MERCÚCIO — Tu te assemelhas a esses tipos que, mal entram numa taberna, batem com a espada em cima da mesa e gritam: “Queira Deus que eu não venha a ter necessidade de ti!” e que após o efeito do segundo copo, sacam-na contra o taberneiro sem a menor necessidade.

BENVÓLIO — Serei, acaso, um tipo desse gênero?

MERCÚCIO — Vamos, vamos; és tão esquentado como quem mais o for em toda a Itália; muito prontamente raivoso para ser arrebatado.

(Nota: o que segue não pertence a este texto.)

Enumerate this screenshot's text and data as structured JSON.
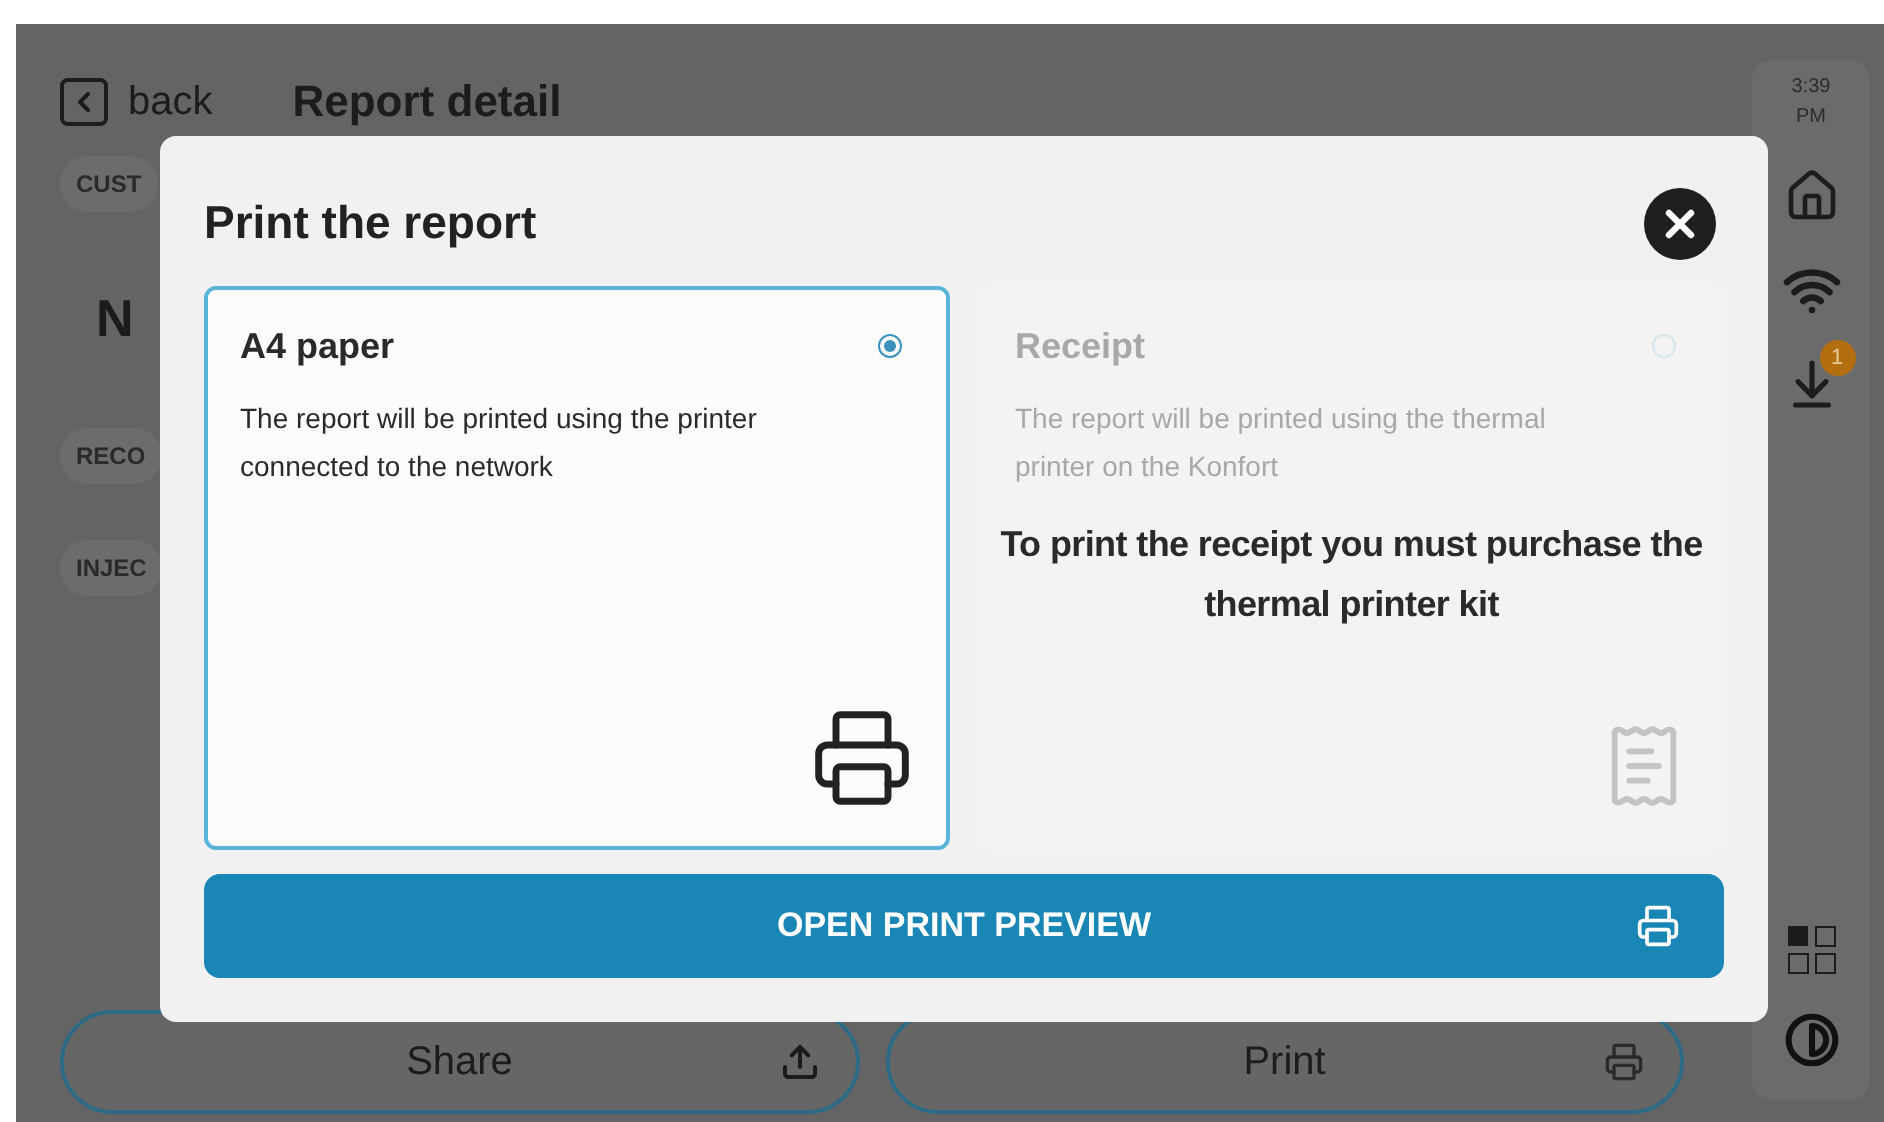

BENVÓLIO — E a propósito de quê?

MERCÚCIO — Se houvesse mais outro tipo como tu, dentro de pouco tempo não existiria nenhum, porque vos mataríeis mutuamente. És capaz de brigar com um homem por que tem um fio a mais ou a menos na barba do que tu; brigarás com quem estiver quebrando nozes, sem outro motivo além do de teres os olhos cor de nozes. Que olhos, a não serem esses mesmos, seriam capazes de descobrir semelhante briga? Tua cabeça é tão cheia de rixas como de alimento o ovo, se bem que, por causa de brigas, tenha sido batida tantas vezes como clara de ovo. Já brigaste com um homem que tossiu na rua e despertou o teu cão, que dormia ao sol. Pois não tiveste uma rixa com um alfaiate, só por ter ele vestido um casaco novo, antes da Páscoa? E com outro, por ter amarrado os sapatos novos com cordões usados? Sendo, pois, o que és, pretendes dar-me lições de prudência?

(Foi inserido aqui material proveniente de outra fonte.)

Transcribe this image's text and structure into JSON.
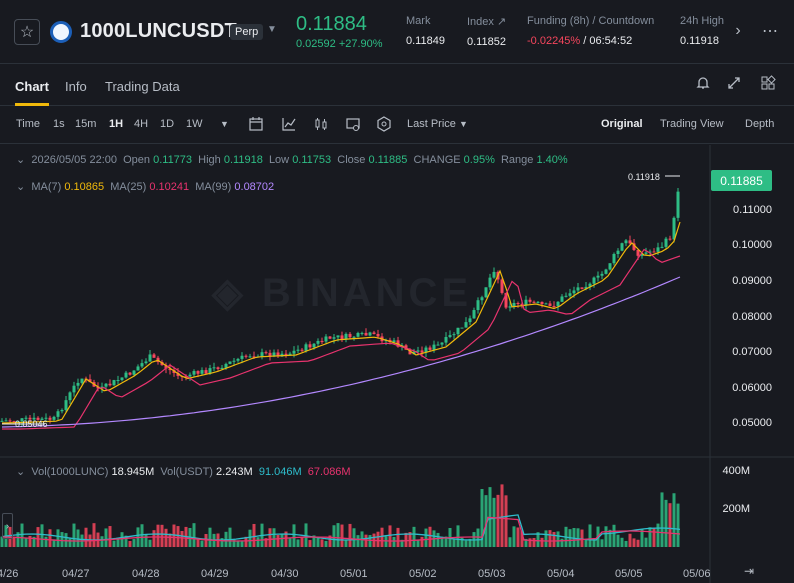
{
  "header": {
    "symbol": "1000LUNCUSDT",
    "badge": "Perp",
    "price": "0.11884",
    "change": "0.02592 +27.90%",
    "mark_label": "Mark",
    "mark": "0.11849",
    "index_label": "Index",
    "index": "0.11852",
    "funding_label": "Funding (8h) / Countdown",
    "funding": "-0.02245%",
    "countdown": " / 06:54:52",
    "h24_label": "24h High",
    "h24": "0.11918"
  },
  "tabs": [
    "Chart",
    "Info",
    "Trading Data"
  ],
  "toolbar": {
    "items": [
      "Time",
      "1s",
      "15m",
      "1H",
      "4H",
      "1D",
      "1W"
    ],
    "active": "1H",
    "price_type": "Last Price",
    "views": [
      "Original",
      "Trading View",
      "Depth"
    ]
  },
  "legend": {
    "date": "2026/05/05 22:00",
    "open_l": "Open",
    "open": "0.11773",
    "high_l": "High",
    "high": "0.11918",
    "low_l": "Low",
    "low": "0.11753",
    "close_l": "Close",
    "close": "0.11885",
    "chg_l": "CHANGE",
    "chg": "0.95%",
    "range_l": "Range",
    "range": "1.40%",
    "ma7_l": "MA(7)",
    "ma7": "0.10865",
    "ma25_l": "MA(25)",
    "ma25": "0.10241",
    "ma99_l": "MA(99)",
    "ma99": "0.08702",
    "vol_l": "Vol(1000LUNC)",
    "vol1": "18.945M",
    "vol2_l": "Vol(USDT)",
    "vol2": "2.243M",
    "v3": "91.046M",
    "v4": "67.086M"
  },
  "colors": {
    "up": "#2ebd85",
    "down": "#f6465d",
    "ma7": "#f0b90b",
    "ma25": "#e8336e",
    "ma99": "#b388ff"
  },
  "chart_data": {
    "type": "candlestick",
    "yticks": [
      "0.11000",
      "0.10000",
      "0.09000",
      "0.08000",
      "0.07000",
      "0.06000",
      "0.05000"
    ],
    "current": "0.11885",
    "high_mark": "0.11918",
    "low_mark": "0.05046",
    "vol_ticks": [
      "400M",
      "200M"
    ],
    "xticks": [
      "4/26",
      "04/27",
      "04/28",
      "04/29",
      "04/30",
      "05/01",
      "05/02",
      "05/03",
      "05/04",
      "05/05",
      "05/06"
    ]
  }
}
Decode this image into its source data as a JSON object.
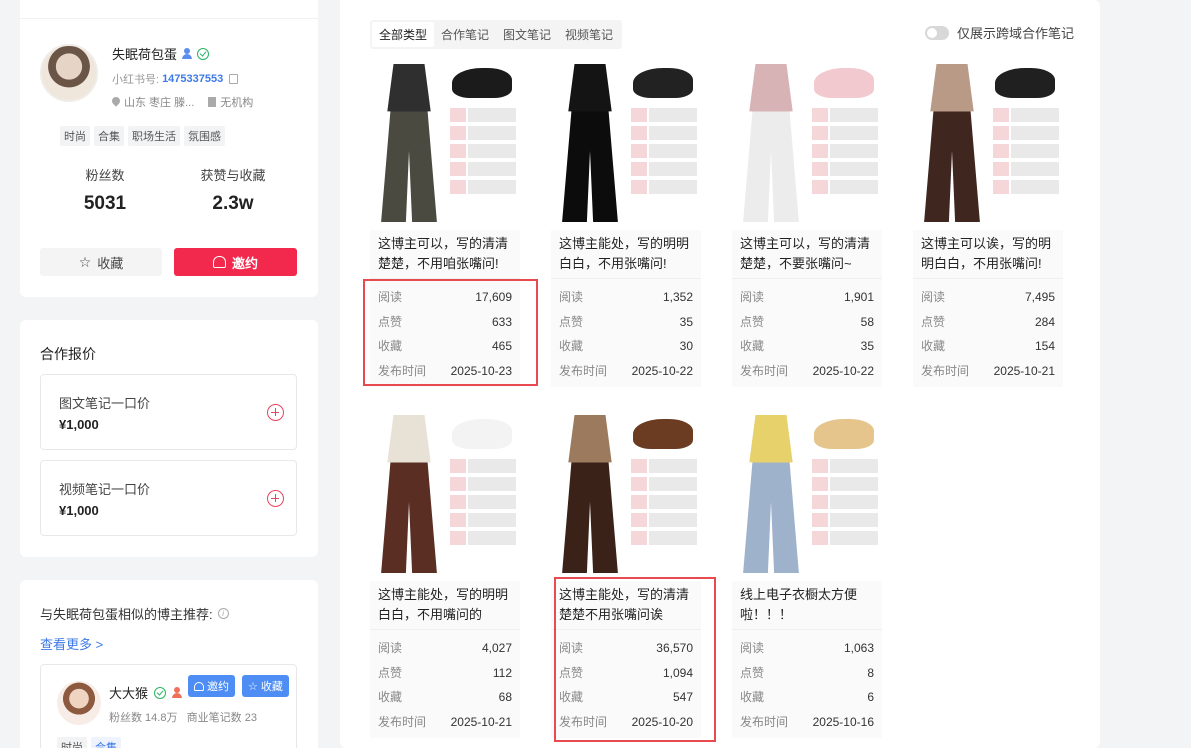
{
  "profile": {
    "name": "失眠荷包蛋",
    "redbook_label": "小红书号:",
    "redbook_id": "1475337553",
    "location": "山东 枣庄 滕...",
    "org": "无机构",
    "tags": [
      "时尚",
      "合集",
      "职场生活",
      "氛围感"
    ],
    "followers_label": "粉丝数",
    "followers": "5031",
    "likes_label": "获赞与收藏",
    "likes": "2.3w",
    "fav_button": "收藏",
    "invite_button": "邀约"
  },
  "pricing": {
    "title": "合作报价",
    "items": [
      {
        "label": "图文笔记一口价",
        "price": "¥1,000"
      },
      {
        "label": "视频笔记一口价",
        "price": "¥1,000"
      }
    ]
  },
  "similar": {
    "title": "与失眠荷包蛋相似的博主推荐:",
    "more": "查看更多 >",
    "blogger": {
      "name": "大大猴",
      "followers": "粉丝数 14.8万",
      "notes": "商业笔记数 23",
      "invite": "邀约",
      "fav": "收藏",
      "tags": [
        "时尚",
        "合集"
      ]
    }
  },
  "filter": {
    "tabs": [
      "全部类型",
      "合作笔记",
      "图文笔记",
      "视频笔记"
    ],
    "toggle_label": "仅展示跨域合作笔记"
  },
  "stat_labels": {
    "read": "阅读",
    "like": "点赞",
    "fav": "收藏",
    "date": "发布时间"
  },
  "notes": [
    {
      "title": "这博主可以，写的清清楚楚，不用咱张嘴问!",
      "read": "17,609",
      "like": "633",
      "fav": "465",
      "date": "2025-10-23"
    },
    {
      "title": "这博主能处，写的明明白白，不用张嘴问!",
      "read": "1,352",
      "like": "35",
      "fav": "30",
      "date": "2025-10-22"
    },
    {
      "title": "这博主可以，写的清清楚楚，不要张嘴问~",
      "read": "1,901",
      "like": "58",
      "fav": "35",
      "date": "2025-10-22"
    },
    {
      "title": "这博主可以诶，写的明明白白，不用张嘴问!",
      "read": "7,495",
      "like": "284",
      "fav": "154",
      "date": "2025-10-21"
    },
    {
      "title": "这博主能处，写的明明白白，不用嘴问的",
      "read": "4,027",
      "like": "112",
      "fav": "68",
      "date": "2025-10-21"
    },
    {
      "title": "这博主能处，写的清清楚楚不用张嘴问诶",
      "read": "36,570",
      "like": "1,094",
      "fav": "547",
      "date": "2025-10-20"
    },
    {
      "title": "线上电子衣橱太方便啦！！！",
      "read": "1,063",
      "like": "8",
      "fav": "6",
      "date": "2025-10-16"
    }
  ],
  "colors": {
    "accent": "#f2294c",
    "link": "#3d7ae5",
    "highlight": "#e84a4f"
  }
}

BENVÓLIO — Se eu fosse tão briguento como tu, ninguém compraria os bens alodiais de minha vida, simplesmente por uma hora e um quarto.

MERCÚCIO — Simplesmente? Que simplicidade!

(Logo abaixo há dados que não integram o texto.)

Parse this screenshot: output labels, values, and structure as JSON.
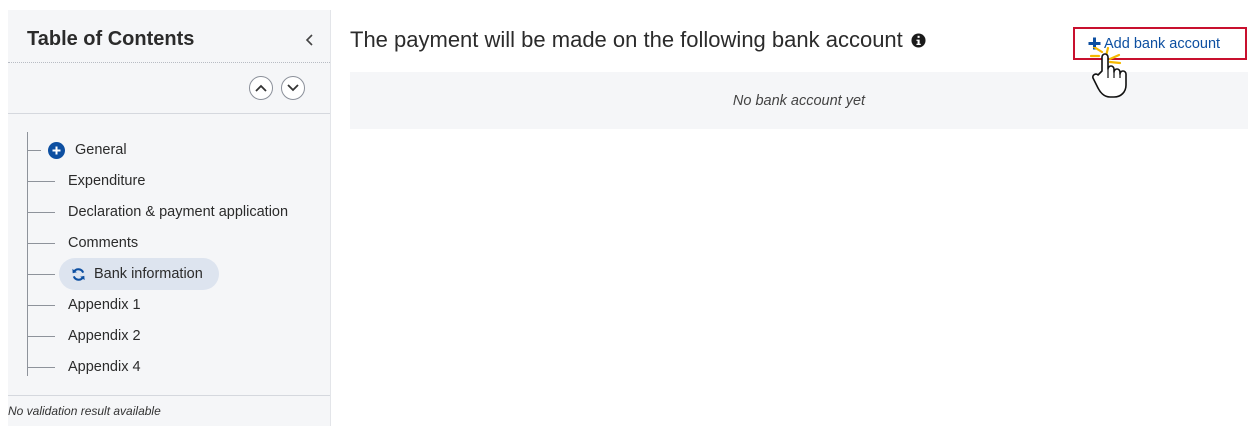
{
  "sidebar": {
    "title": "Table of Contents",
    "collapse_icon": "chevron-left-icon",
    "nav_up_icon": "chevron-up-icon",
    "nav_down_icon": "chevron-down-icon",
    "items": [
      {
        "label": "General",
        "icon": "plus-circle-icon",
        "expandable": true
      },
      {
        "label": "Expenditure"
      },
      {
        "label": "Declaration & payment application"
      },
      {
        "label": "Comments"
      },
      {
        "label": "Bank information",
        "icon": "refresh-icon",
        "active": true
      },
      {
        "label": "Appendix 1"
      },
      {
        "label": "Appendix 2"
      },
      {
        "label": "Appendix 4"
      }
    ],
    "footer": "No validation result available"
  },
  "main": {
    "title": "The payment will be made on the following bank account",
    "info_icon": "info-icon",
    "add_button": {
      "label": "Add bank account",
      "icon": "plus-icon"
    },
    "empty_message": "No bank account yet"
  },
  "colors": {
    "accent": "#0d4fa1",
    "highlight_border": "#c8102e",
    "active_item_bg": "#dde4ef",
    "panel_bg": "#f5f6f8"
  }
}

BENVÓLIO — Por minha cabeça, ai vem vindo um Capuleto.

MERCÚCIO — Por meu pé, a mim isso pouco importa.

(Entram Tebaldo e outros.)

TEBALDO — Ficai perto de mim, pois vou falar-lhe. Cavalheiros, bom dia; uma palavra com qualquer um de vós.

MERCÚCIO — Só uma palavra com um de nós? Acrescentai mais alguma coisa; que seja uma palavra e uma estocada.

TEBALDO — Haveis de encontrar-me disposto para isso, quando me fornecerdes oportunidade.

MERCÚCIO — Não achais oportunidade, sem que vo-la ofereçam?

TEBALDO — Mercúcio, tu estás concertado com Romeu...

MERCÚCIO — Concertado? Como! Tomas-nos por músicos? Se nos tomares por músicos, prepara-te para ouvir só desarmonias. Aqui está o arco da minha rabeca, que vos fará dançar. A-la-fé! Concertado!

BENVÓLIO — Estamos conversando numa praça bastante freqüentada. Retiremo-nos para algum ponto à parte ou ide embora, que sobre nós os olhos estão fixos.

MERCÚCIO — Para ver é que os olhos foram feitos. Que nos vejam. Daqui não dou um passo.

(Entra Romeu.)

TEBALDO — Ficai em paz, senhores; eis meu homem.

MERCÚCIO — Que me enforquem se ele usa vossa farda. Para o campo segui, que ele irá junto. Nesse sentido, é certo: ele é vosso homem.

TEBALDO — O ódio, Romeu, que me despertas, sabe dizer-te apenas isto: és um vilão.

ROMEU — A razão de te amar, que eu tenho agora, Tebaldo, escusa à saciedade a raiva de uma tal saudação. Não sou o que dizes. Adeus; bem vejo que não me conheces.